Zaman ufkuna ve risk toleransına dayalı iki temel yatırım tezi vardır:

  1. Farmasötik Yatırım: Eğer risk toleransınız azsa ve uzun vadeli ilaç geliştirme beklemek istemiyorsanız bir ilaç şirketine yatırım yapmak daha mantıklı. Farmasötik stokların sürücüleri, reçete verileri, yeni ilaç boru hatları, stratejik ittifaklar ve birleşme ve satın alma işlemleri, rekabet ve geri ödeme değişikliklerini içerir. Bu stokların bazıları daha öngörülebilir olduğundan daha istikrarlı olma eğilimindedir. Buna ek olarak, ilaç firmaları birden fazla ürün gamı ​​ile daha büyük bir gelir tabanı eğilimi gösteriyor, bu nedenle kara dayalı ticaret yapıyorlar. Beklenmedik kısa vadeli tehditler arasında, pek çok tüketicinin fiyatlamasını etkileme eğiliminde olan Medicare fiyatlandırması değişiklikleri bulunmaktadır. Beklenmedik uzun vadeli tehditler arasında, ilaçların alınması (ölüm / dava gibi) ve patent kaybı (rakiplerin daha önce piyasaya girmesine izin verilmesi) olumsuz tıbbi etkileri bulunmaktadır.
  2. Biyoteknoloji Yatırımları: Genellikle biyoteknoloji stoklarıyla ilgili potansiyel oynaklığı göz önüne alırken, uyuşturucu geliştirmeyi beklemek isteyen ve risk alma sorumlusuysanız, bir biyoteknoloji şirketine yapılan yatırım sizin tarzınıza uyabilir. Biyoteknoloji stokları genellikle klinik deneme başarısızlıkları, rekabet veya düzenleyici engeller dahil olmak üzere uyuşturucu verilerini temel alarak ticaret yapmaktadır. İlaç verileri, beklenen bitiş noktasını kaçırırsa, bir biyoteknoloji stokunun değeri bir günde kaybedebilir. Tersine, bir ilaç beklenen bitiş noktasını karşılıyorsa, o gün çift ve üç basamaklı bir stok artabilir. Güçlü ortaklara sahip olan veya mali açıdan istikrarlı olan bazı şirketler aksiliklere karşı koyabiliyor olabilir ancak birçok şirket yapamayabilir ve yatırım yapılabilir.

Değerleme

Farmasötik stoklar genellikle biyoteknoloji stoklarına büyük bir indirimle ticaret yapıyor.İleriye dönük ileri tarihli ortalama P / E, 1976'dan Mart 2013'e kadar ilaç için 16x, biyoteknoloji için 20x - 30x veya daha yüksek.

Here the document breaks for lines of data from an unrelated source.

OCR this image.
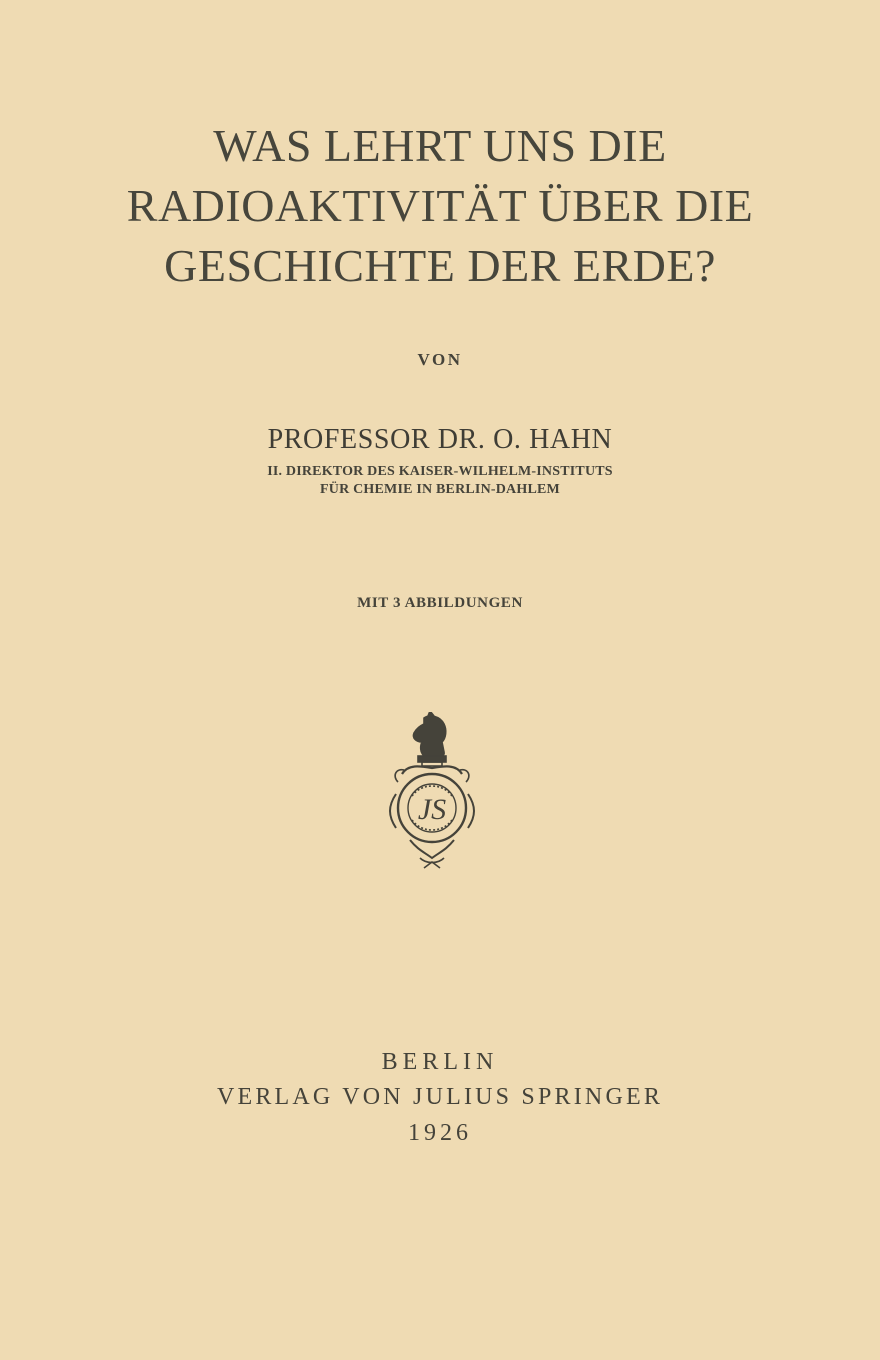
WAS LEHRT UNS DIE
RADIOAKTIVITÄT ÜBER DIE
GESCHICHTE DER ERDE?
VON
PROFESSOR DR. O. HAHN
II. DIREKTOR DES KAISER-WILHELM-INSTITUTS
FÜR CHEMIE IN BERLIN-DAHLEM
MIT 3 ABBILDUNGEN
JS
BERLIN
VERLAG VON JULIUS SPRINGER
1926
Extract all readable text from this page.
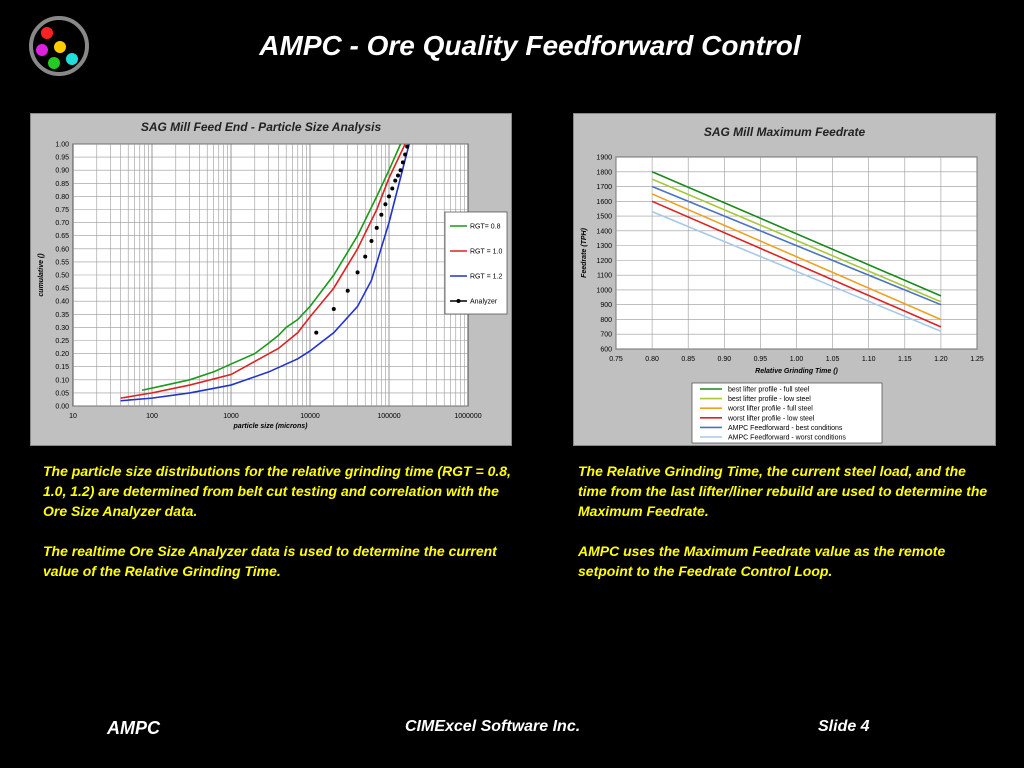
AMPC - Ore Quality Feedforward Control
SAG Mill Feed End - Particle Size Analysis
0.00
0.05
0.10
0.15
0.20
0.25
0.30
0.35
0.40
0.45
0.50
0.55
0.60
0.65
0.70
0.75
0.80
0.85
0.90
0.95
1.00
10	100	1000	10000	100000	1000000
particle size (microns)
cumulative ()
RGT= 0.8
RGT = 1.0
RGT = 1.2
Analyzer
SAG Mill Maximum Feedrate
0.75	0.80	0.85	0.90	0.95	1.00	1.05	1.10	1.15	1.20	1.25
600
700
800
900
1000
1100
1200
1300
1400
1500
1600
1700
1800
1900
Relative Grinding Time ()
Feedrate (TPH)
best lifter profile - full steel
best lifter profile - low steel
worst lifter profile - full steel
worst lifter profile - low steel
AMPC Feedforward - best conditions
AMPC Feedforward - worst conditions

The particle size distributions for the relative grinding time (RGT = 0.8, 1.0, 1.2) are determined from belt cut testing and correlation with the Ore Size Analyzer data.

The realtime Ore Size Analyzer data is used to determine the current value of the Relative Grinding Time.

The Relative Grinding Time, the current steel load, and the time from the last lifter/liner rebuild are used to determine the Maximum Feedrate.

AMPC uses the Maximum Feedrate value as the remote setpoint to the Feedrate Control Loop.

AMPC	CIMExcel Software Inc.	Slide 4
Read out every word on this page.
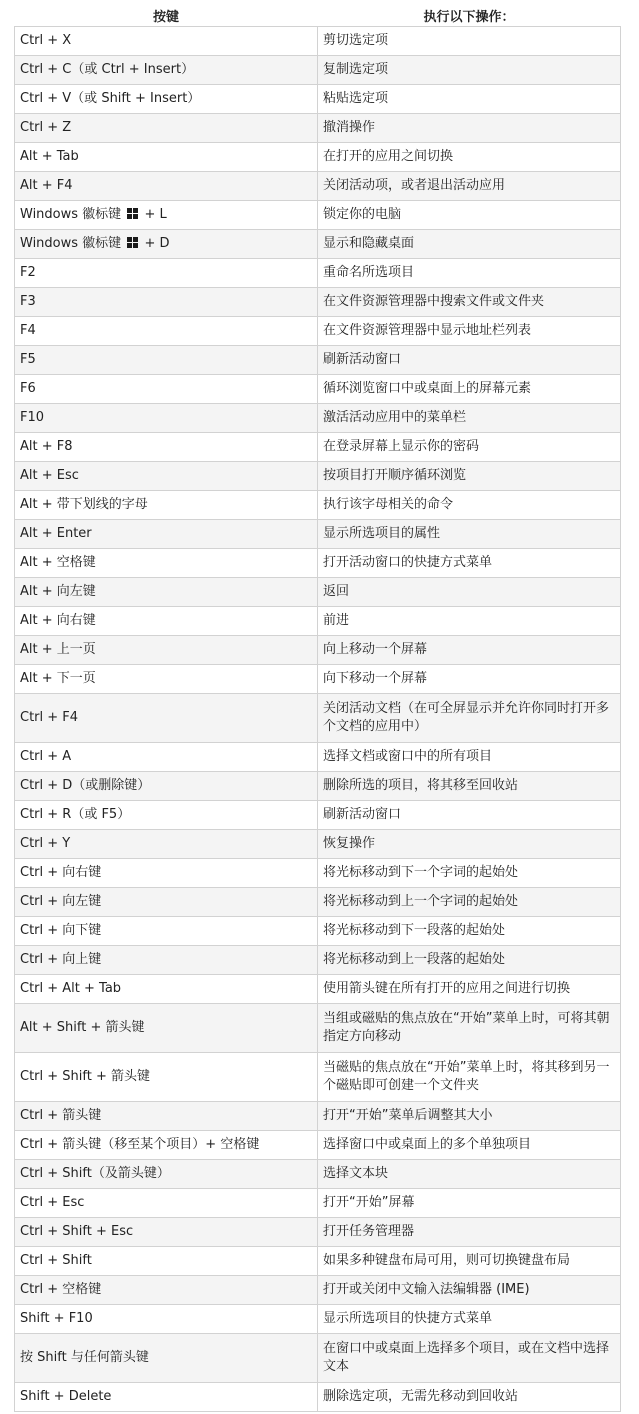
按键	执行以下操作：
Ctrl + X	剪切选定项
Ctrl + C（或 Ctrl + Insert）	复制选定项
Ctrl + V（或 Shift + Insert）	粘贴选定项
Ctrl + Z	撤消操作
Alt + Tab	在打开的应用之间切换
Alt + F4	关闭活动项，或者退出活动应用
Windows 徽标键 + L	锁定你的电脑
Windows 徽标键 + D	显示和隐藏桌面
F2	重命名所选项目
F3	在文件资源管理器中搜索文件或文件夹
F4	在文件资源管理器中显示地址栏列表
F5	刷新活动窗口
F6	循环浏览窗口中或桌面上的屏幕元素
F10	激活活动应用中的菜单栏
Alt + F8	在登录屏幕上显示你的密码
Alt + Esc	按项目打开顺序循环浏览
Alt + 带下划线的字母	执行该字母相关的命令
Alt + Enter	显示所选项目的属性
Alt + 空格键	打开活动窗口的快捷方式菜单
Alt + 向左键	返回
Alt + 向右键	前进
Alt + 上一页	向上移动一个屏幕
Alt + 下一页	向下移动一个屏幕
Ctrl + F4	关闭活动文档（在可全屏显示并允许你同时打开多个文档的应用中）
Ctrl + A	选择文档或窗口中的所有项目
Ctrl + D（或删除键）	删除所选的项目，将其移至回收站
Ctrl + R（或 F5）	刷新活动窗口
Ctrl + Y	恢复操作
Ctrl + 向右键	将光标移动到下一个字词的起始处
Ctrl + 向左键	将光标移动到上一个字词的起始处
Ctrl + 向下键	将光标移动到下一段落的起始处
Ctrl + 向上键	将光标移动到上一段落的起始处
Ctrl + Alt + Tab	使用箭头键在所有打开的应用之间进行切换
Alt + Shift + 箭头键	当组或磁贴的焦点放在“开始”菜单上时，可将其朝指定方向移动
Ctrl + Shift + 箭头键	当磁贴的焦点放在“开始”菜单上时，将其移到另一个磁贴即可创建一个文件夹
Ctrl + 箭头键	打开“开始”菜单后调整其大小
Ctrl + 箭头键（移至某个项目）+ 空格键	选择窗口中或桌面上的多个单独项目
Ctrl + Shift（及箭头键）	选择文本块
Ctrl + Esc	打开“开始”屏幕
Ctrl + Shift + Esc	打开任务管理器
Ctrl + Shift	如果多种键盘布局可用，则可切换键盘布局
Ctrl + 空格键	打开或关闭中文输入法编辑器 (IME)
Shift + F10	显示所选项目的快捷方式菜单
按 Shift 与任何箭头键	在窗口中或桌面上选择多个项目，或在文档中选择文本
Shift + Delete	删除选定项，无需先移动到回收站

Birçok biyoteknoloji küçük olduğundan ve kayıplarla çalıştığı için, fiyat / satış oranı (PSR) veya işletme için satışa-değer (EV / Satışlar) kullanılarak değerlenir. Bununla birlikte, bir Wall Street analistine göre, "Değerleme arasında anlamlı bir ilişki yok" ve piyasa değeri veya gelirler. "(Kaynak: Merrill Lynch Temel Bilgiler sunumuna geri dönün.) Bu nedenle, değerleme, bu stokların bir kısmıyla biraz güvenilmez ve anlamsızdır.

Bottom Line

Hem ilaç hem de biyoteknoloji stokları, başarılı olduğunda, son derece kârlı ürünler üretebilen pahalı bir süreçle karşı karşıyadır. Bununla birlikte, süreç çok öngörülemez, ki bu küçük bir biyoteknoloji firması için çok zararlı ve geri kazanılmamış olduğunu ispatlayabilir. İlaç şirketleri, daha büyük boyutları ve çeşitlendirilmiş gelir tabanı nedeniyle, gerilemelere ve arızalara karşı dayanabilmektedir. Rekabet, ilaç şirketleri için daha alakalı ve masraflıdır ve güçlü bir boru hattı ve organik olmayan gelir (M & A veya ittifaklar vasıtasıyla) için bir ihtiyaç yaratmaktadır. Bu temel temaların dikkate alınması, ihtiyatlı bir yatırım yapmak için temel sağlayabilir.